Schnuppern am Podium

Der Erfurter Stefan Lindemann liegt vor der heutigen WM-Entscheidung überraschend auf dem dritten Rang. In der DEU dient das als Beweis, dass die eingeleiteten Reformen bereits Früchte tragen

„Es ist nicht so, dass wir jetzt von ihm die Medaille verlangen“, sagt der DEU-Präsident

AUS DORTMUND MATTI LIESKE

Es war keine dankbare Aufgabe für Stefan Lindemann, direkt nach Ewgeni Pluschenko aufs Eis zu gehen. Die Ovationen angesichts der hervorragenden Noten, die der Russe für sein fabelhaftes Kurzprogramm bei der WM erhielt, waren noch nicht verebbt, und das Publikum in der Westfalenhalle schien Schwierigkeiten zu haben, sich darauf einzustellen, dass schon ein neuer Läufer die Fläche betreten hatte, auch wenn es zufälligerweise ein Landsmann war.
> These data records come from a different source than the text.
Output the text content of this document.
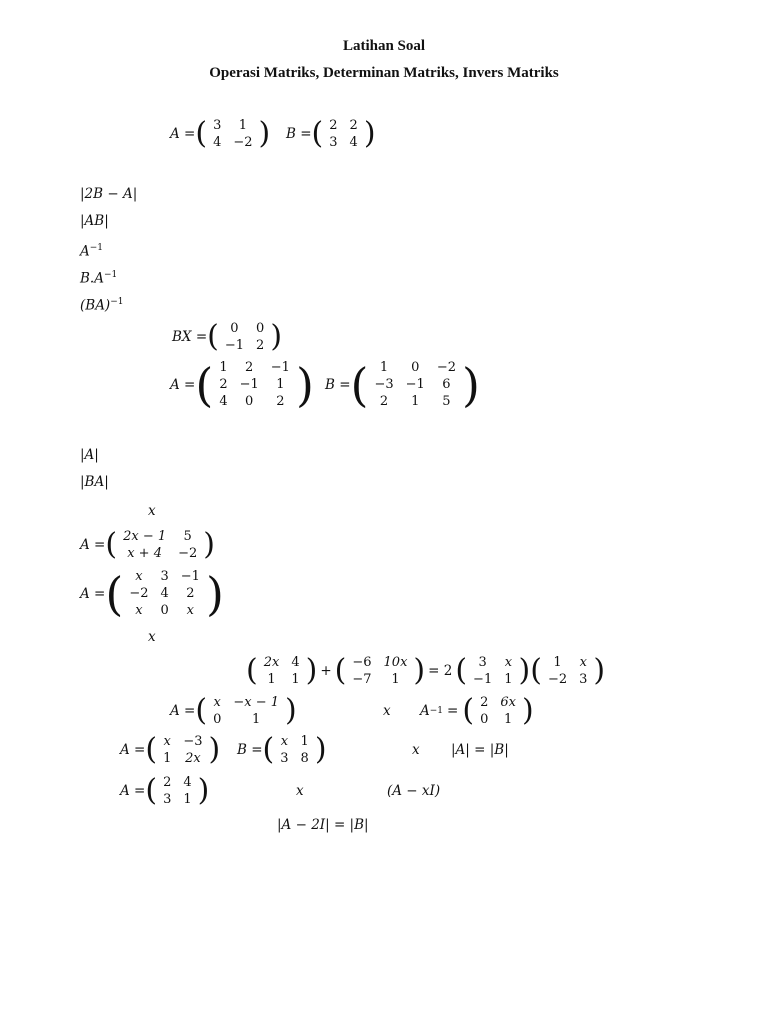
Latihan Soal
Operasi Matriks, Determinan Matriks, Invers Matriks
A = ( 3	1
4	−2 ) B = ( 2	2
3	4 )
|2B − A|
|AB|
$A^{-1}$
$B.A^{-1}$
(BA)$^{-1}$
BX = ( 0	0
−1	2 )
A = ( 1	2	−1
2	−1	1
4	0	2 ) B = ( 1	0	−2
−3	−1	6
2	1	5 )
|A|
|BA|
x
A = ( 2x − 1	5
x + 4	−2 )
A = ( x	3	−1
−2	4	2
x	0	x )
x
( 2x	4
1	1 ) + ( −6	10x
−7	1 ) = 2 ( 3	x
−1	1 ) ( 1	x
−2	3 )
A = ( x	−x − 1
0	1 )	x A −1 = ( 2	6x
0	1 )
A = ( x	−3
1	2x ) B = ( x	1
3	8 )	x |A| = |B|
A = ( 2	4
3	1 )	x	(A − xI)
|A − 2I| = |B|
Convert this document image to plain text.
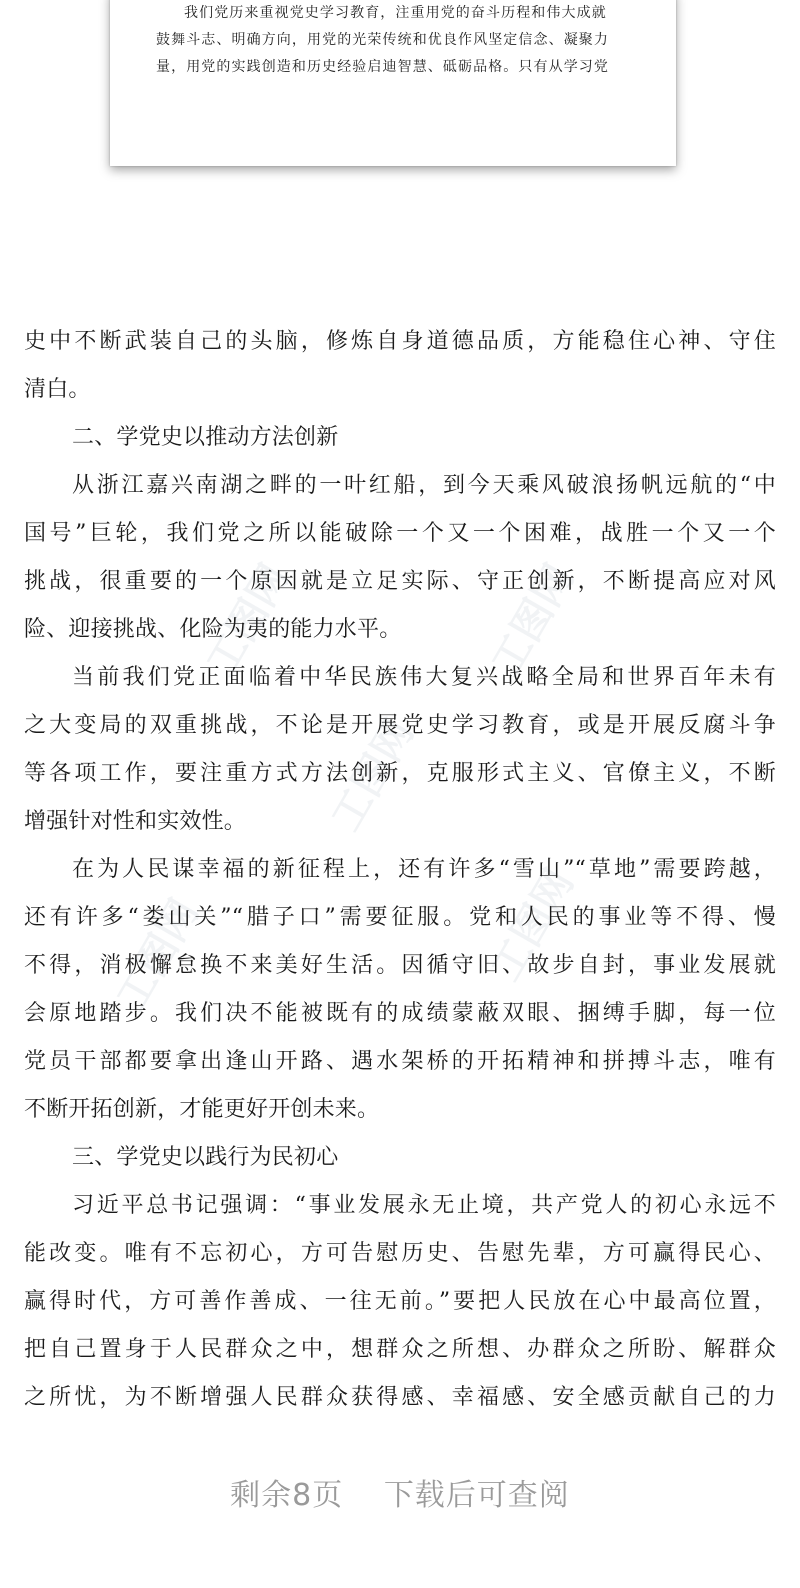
我们党历来重视党史学习教育，注重用党的奋斗历程和伟大成就

鼓舞斗志、明确方向，用党的光荣传统和优良作风坚定信念、凝聚力

量，用党的实践创造和历史经验启迪智慧、砥砺品格。只有从学习党

工图网	工图网
工图网
工图网	工图网

史中不断武装自己的头脑，修炼自身道德品质，方能稳住心神、守住

清白。

二、学党史以推动方法创新

从浙江嘉兴南湖之畔的一叶红船，到今天乘风破浪扬帆远航的“中

国号”巨轮，我们党之所以能破除一个又一个困难，战胜一个又一个

挑战，很重要的一个原因就是立足实际、守正创新，不断提高应对风

险、迎接挑战、化险为夷的能力水平。

当前我们党正面临着中华民族伟大复兴战略全局和世界百年未有

之大变局的双重挑战，不论是开展党史学习教育，或是开展反腐斗争

等各项工作，要注重方式方法创新，克服形式主义、官僚主义，不断

增强针对性和实效性。

在为人民谋幸福的新征程上，还有许多“雪山”“草地”需要跨越，

还有许多“娄山关”“腊子口”需要征服。党和人民的事业等不得、慢

不得，消极懈怠换不来美好生活。因循守旧、故步自封，事业发展就

会原地踏步。我们决不能被既有的成绩蒙蔽双眼、捆缚手脚，每一位

党员干部都要拿出逢山开路、遇水架桥的开拓精神和拼搏斗志，唯有

不断开拓创新，才能更好开创未来。

三、学党史以践行为民初心

习近平总书记强调：“事业发展永无止境，共产党人的初心永远不

能改变。唯有不忘初心，方可告慰历史、告慰先辈，方可赢得民心、

赢得时代，方可善作善成、一往无前。”要把人民放在心中最高位置，

把自己置身于人民群众之中，想群众之所想、办群众之所盼、解群众

之所忧，为不断增强人民群众获得感、幸福感、安全感贡献自己的力

剩余8页 下载后可查阅
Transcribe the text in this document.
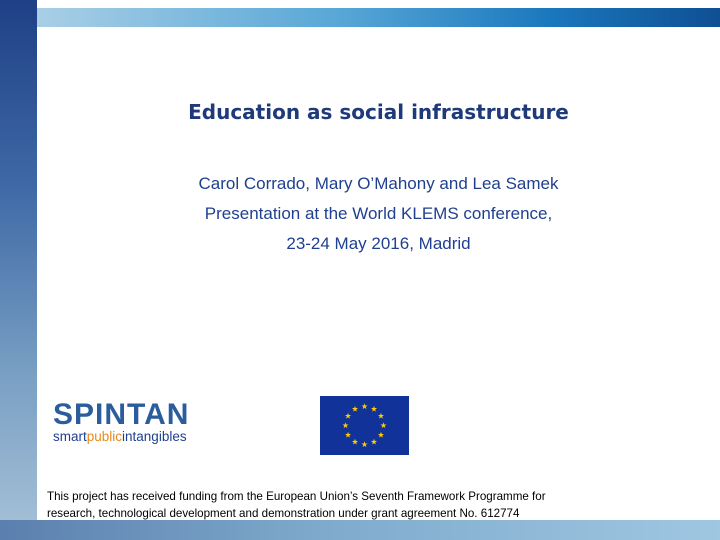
Education as social infrastructure
Carol Corrado, Mary O’Mahony and Lea Samek
Presentation at the World KLEMS conference,
23-24 May 2016, Madrid
SPINTAN
smartpublicintangibles
This project has received funding from the European Union’s Seventh Framework Programme for
research, technological development and demonstration under grant agreement No. 612774
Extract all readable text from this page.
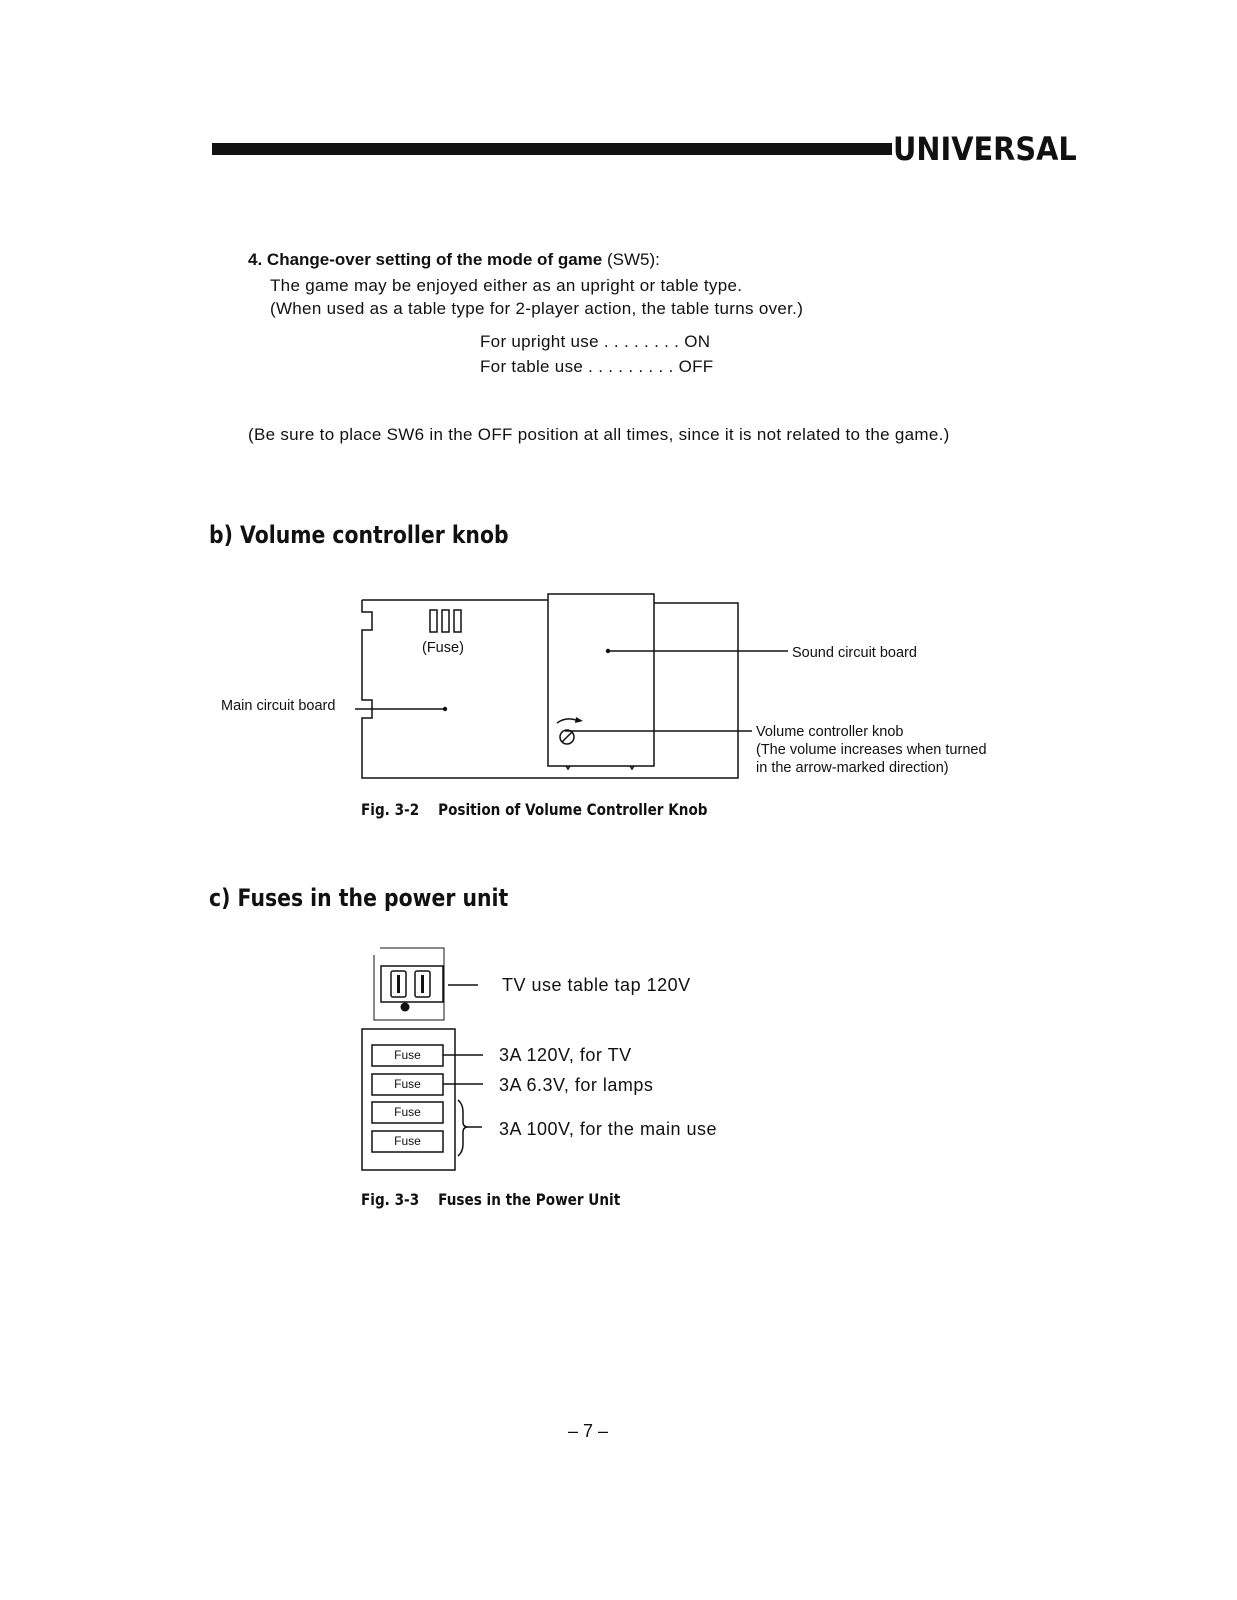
UNIVERSAL
4. Change-over setting of the mode of game (SW5):
The game may be enjoyed either as an upright or table type.
(When used as a table type for 2-player action, the table turns over.)
For upright use . . . . . . . . ON
For table use . . . . . . . . . OFF
(Be sure to place SW6 in the OFF position at all times, since it is not related to the game.)
b) Volume controller knob
(Fuse)
Main circuit board
Sound circuit board
Volume controller knob
(The volume increases when turned
in the arrow-marked direction)
Fig. 3-2 Position of Volume Controller Knob
c) Fuses in the power unit
Fuse
Fuse
Fuse
Fuse
TV use table tap 120V
3A 120V, for TV
3A 6.3V, for lamps
3A 100V, for the main use
Fig. 3-3 Fuses in the Power Unit
– 7 –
Doch dann lief der Erfurter kurz an, setzte seinen Vierfach-Toeloop, der ihm so oft zum Verhängnis geworden war, souverän aufs Eis, ließ einen dreifachen nahtlos folgen, und von da an ging alles wie von selbst. Tosender Jubel begleitete das restliche Programm, erstmals in seiner Karriere absolvierte Lindemann bei einem Großereignis zwei Wettkämpfe, Qualifikation und Kurzprogramm, fehlerfrei. Der Lohn war Rang drei vor der heutigen Kür hinter Pluschenko und Europameister Brian Joubert.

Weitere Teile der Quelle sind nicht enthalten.